The South of the County is like a horseshoe stretching around Donegal Bay. The Bay washes the shore from Sliabh a’Liag to Bundoran, and the Croaghs or Bluestack mountains act as a granite boundary to the north, ending in Barnesmore (the "Great Gap") the gateway between north and south Donegal. The massive Sliabh a’Liag peninsula with the highest sea cliffs in Europe is the western boundary, while the Gweebarra river is the boundary with the Rosses and Northwest Donegal.
The land in the barony of Tirhugh - between Donegal Town and Ballyshannon - is good farming land, although the south west of the county contains extensive areas of rough pasture and upland bog as well as many lakes and inlets. The fertile area has been farmed since the early historic period, although archaeological evidence suggests that it was not settled in the Neolithic and Early Bronze Age era, perhaps because it was so extensively forested at the time.
The many small lakes are a feature of that part of south Donegal surrounding Lough Derg and adjoining Fermanagh. Lough Derg has been a centre of pilgrimage for centuries, and in medieval times was the only place in Ireland which most Europeans would have heard of. One can easily see why people believed that this barren area, with its thin blanket bog covering metasedimentary rocks, led to the gates of Purgatory. The original forests of the area have almost entirely vanished, but as late as the early 1600s there was significant afforestation in the South of the County. Dr. Eileen McCracken, in her study of the woodlands of Donegal, found that the area around Donegal Bay from Ballintra west to Killybegs was covered by trees, as was the area between Ardara, Glenties and Narin. The River Eske valley up to Lough Eske, well inland from the coast, and the area to the west of Lough Derg were also heavily forested.

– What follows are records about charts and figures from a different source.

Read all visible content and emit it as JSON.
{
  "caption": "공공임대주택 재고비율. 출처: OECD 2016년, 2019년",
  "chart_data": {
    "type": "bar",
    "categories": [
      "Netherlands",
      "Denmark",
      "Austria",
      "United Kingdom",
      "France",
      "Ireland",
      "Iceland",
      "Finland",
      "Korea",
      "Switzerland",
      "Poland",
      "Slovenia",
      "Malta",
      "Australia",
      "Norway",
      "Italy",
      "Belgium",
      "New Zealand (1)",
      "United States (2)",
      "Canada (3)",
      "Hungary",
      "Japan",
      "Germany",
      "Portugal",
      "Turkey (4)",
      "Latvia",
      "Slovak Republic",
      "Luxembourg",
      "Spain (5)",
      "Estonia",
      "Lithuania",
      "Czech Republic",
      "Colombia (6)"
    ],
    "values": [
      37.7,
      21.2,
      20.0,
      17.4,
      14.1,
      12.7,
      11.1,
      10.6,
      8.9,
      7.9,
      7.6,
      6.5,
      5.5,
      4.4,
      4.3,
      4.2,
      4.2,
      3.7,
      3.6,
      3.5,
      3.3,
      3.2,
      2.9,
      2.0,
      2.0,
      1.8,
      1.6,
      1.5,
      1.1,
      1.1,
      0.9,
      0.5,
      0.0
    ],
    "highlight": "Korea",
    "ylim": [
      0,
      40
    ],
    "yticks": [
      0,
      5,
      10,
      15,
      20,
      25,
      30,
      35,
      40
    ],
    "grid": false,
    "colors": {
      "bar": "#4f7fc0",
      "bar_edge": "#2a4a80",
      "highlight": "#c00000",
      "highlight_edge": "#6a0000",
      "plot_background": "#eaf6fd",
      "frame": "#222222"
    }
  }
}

Drumlins - tightly compacted and rounded mounds of boulder clay and sand and gravel, formed by glacial drift 10,000-12,000 years ago - are one of the distinctive features of the Donegal Town area. Druimlín means a 'little ridge or back’ and is the term applied to these hillocks usually between 60 and 100 metres high, although some are a little higher.
Drumlins are a feature of the geography of the southern fringes of Ulster, where the province meets both Connacht and Leinster. This drumlin belt has been a barrier to communication since prehistoric times and has acted as a cultural barrier for most of that time, being in effect the physical boundary between the provinces. The drumlins around Donegal Bay are thus part of a chain which extends across Ireland from here to Strangford Lough on the County Down coast. The swarms of drumlins around Donegal Town - along the eastern shore of Donegal Bay down to Rossnowlagh, and westwards as far as Bruckless - are the dominant feature of the landscape; they dictate the pattern of roads and fields, even to the present day, while the rivers, like the Eske, the Drummenny and the Eany Water have to negotiate their way around them to flow into the Bay.
Some 8,000 years ago, around 6,000 BC, Ireland’s climate began to enter a colder and damper period, resulting in much of the country being waterlogged, lack of drainage being a feature of glaciated areas. Low lying land and forests became marshes, but did not become lakes. Instead the partly decomposing trees and other plants formed peat bogs. There are extensive areas of blanket bog in the Gleann Cholm Cille (Glencolumbkille) area, much of them protected by law as repositories of a unique ecology, home to insect, animal and plant life which evolved there and which are not to be found in more fertile areas. The Pettigo and Lough Derg area also has extensive blanket bogs, vital to the inhabitants of these and other similar areas, as they continue to provide valuable fuel for domestic fires. While saving the turf is not as vital as it was until recently, with the availability of alternatives and changing working patterns even in remote areas, it remains an important feature, a ritual even, of the year’s work, involving the entire community. The time to cut the turf is just when the bog has begun to dry out but before it dries out too much, leaving the sod hardened. This is usually in late April or May, but like many other things in Donegal, it depends on the weather.